En 2009, Emmanuel Essah rejoint Mercy Ships lorsque le navire-hôpital était à quai dans son propre pays, le Bénin. Il plaisante sur la manière dont tout a commencé :  » Je ne me suis presque pas inscrit parce que je ne pensais pas qu’on allait me prendre. Mais à la dernière minute, ma mère m’a dit:  » Emmanuel, tu ne sais pas ce que Dieu te réserve.  »

Et elle avait raison, Emmanuel a passé sept années à bord en tant que traducteur/interprète, spécialiste en informatique, membre de l’équipe préparatoire de la venue du navire avant une mission et au sein de l’équipe dentaire. En travaillant aux côtés du Dr Dag Tvedt, le dentiste en chef de Mercy Ships de l’époque, le désir d’étudier la médecine reprend le dessus et il lui demande s’il peut prendre les manuels à la maison pour étudier le soir. Lorsqu’Emmanuel rapporte du matériel hospitalier cassé qu’il avait réparé, on le présente à Tony Royston, notre chef biotechnicien. Emmanuel est abasourdi par ce que l’équipe de biotechniciens peut faire.

« Je savais que c’était exactement ce que je voulais faire. Mon rêve de base d’étudier la médecine n’a pas marché mais finalement je me retrouve à soutenir les docteurs. »

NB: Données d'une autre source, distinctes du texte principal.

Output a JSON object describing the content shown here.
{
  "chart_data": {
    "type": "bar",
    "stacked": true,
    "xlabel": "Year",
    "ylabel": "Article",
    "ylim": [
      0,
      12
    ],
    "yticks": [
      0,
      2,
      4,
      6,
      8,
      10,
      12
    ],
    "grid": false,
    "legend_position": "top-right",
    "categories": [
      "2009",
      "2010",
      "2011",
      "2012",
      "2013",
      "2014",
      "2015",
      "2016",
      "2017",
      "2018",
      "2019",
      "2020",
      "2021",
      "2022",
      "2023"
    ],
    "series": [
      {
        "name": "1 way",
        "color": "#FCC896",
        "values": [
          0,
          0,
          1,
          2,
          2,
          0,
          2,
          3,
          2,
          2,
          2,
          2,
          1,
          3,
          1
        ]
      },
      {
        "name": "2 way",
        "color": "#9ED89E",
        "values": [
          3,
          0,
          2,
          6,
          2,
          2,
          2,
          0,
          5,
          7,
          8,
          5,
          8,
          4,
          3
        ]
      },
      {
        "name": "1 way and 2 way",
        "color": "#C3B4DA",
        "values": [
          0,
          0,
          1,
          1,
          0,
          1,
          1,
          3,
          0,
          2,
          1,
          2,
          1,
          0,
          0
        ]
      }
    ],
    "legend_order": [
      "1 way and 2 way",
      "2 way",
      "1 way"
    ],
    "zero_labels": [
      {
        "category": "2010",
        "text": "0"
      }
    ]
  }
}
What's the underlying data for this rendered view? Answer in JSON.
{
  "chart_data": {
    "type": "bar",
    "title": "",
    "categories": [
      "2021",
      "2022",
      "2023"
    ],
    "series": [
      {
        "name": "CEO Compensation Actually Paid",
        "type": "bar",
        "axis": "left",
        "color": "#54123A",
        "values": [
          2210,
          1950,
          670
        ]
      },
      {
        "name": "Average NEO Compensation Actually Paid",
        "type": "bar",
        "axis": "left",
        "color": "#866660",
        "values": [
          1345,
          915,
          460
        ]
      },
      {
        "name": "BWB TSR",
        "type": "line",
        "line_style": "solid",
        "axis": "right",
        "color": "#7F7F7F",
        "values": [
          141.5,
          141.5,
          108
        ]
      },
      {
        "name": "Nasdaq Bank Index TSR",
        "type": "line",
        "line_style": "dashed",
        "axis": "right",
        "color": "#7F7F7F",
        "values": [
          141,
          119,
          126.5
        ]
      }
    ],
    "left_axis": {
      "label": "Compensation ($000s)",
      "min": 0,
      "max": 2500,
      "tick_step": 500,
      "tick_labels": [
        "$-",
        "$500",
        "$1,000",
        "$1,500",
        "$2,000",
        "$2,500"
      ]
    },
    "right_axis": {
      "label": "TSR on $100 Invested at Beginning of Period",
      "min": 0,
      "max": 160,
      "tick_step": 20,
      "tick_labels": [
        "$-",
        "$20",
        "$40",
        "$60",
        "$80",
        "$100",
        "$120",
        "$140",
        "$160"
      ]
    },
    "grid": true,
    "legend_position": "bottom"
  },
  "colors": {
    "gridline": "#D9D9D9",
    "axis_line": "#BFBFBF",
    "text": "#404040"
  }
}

Emmanuel a rejoint le navire-hôpital en 2013 en tant que biotechnicien. Il est dévoué à ce que le matériel hospitalier et chirurgical fonctionne correctement dans les salles d’opérations et d’hôpital.

 » C’est un privilège de faire ce que je fais », dit-il, « Je suis content d’avoir écouté les conseils de ma mère. »

Aujourd’hui, de retour au Bénin, il a une vision et un projet :  » Mon but est de renforcer le système médical en améliorant les procédures d’entretien du matériel hospitalier. » Il travaille en collaboration avec l’équipe de Renforcement des Capacités Médicales de Mercy Ships pour former les biotechniciens locaux, ses compatriotes Béninois. Un jour, il espère diffuser ses connaissanes dans toute la région occidentale de l’Afrique.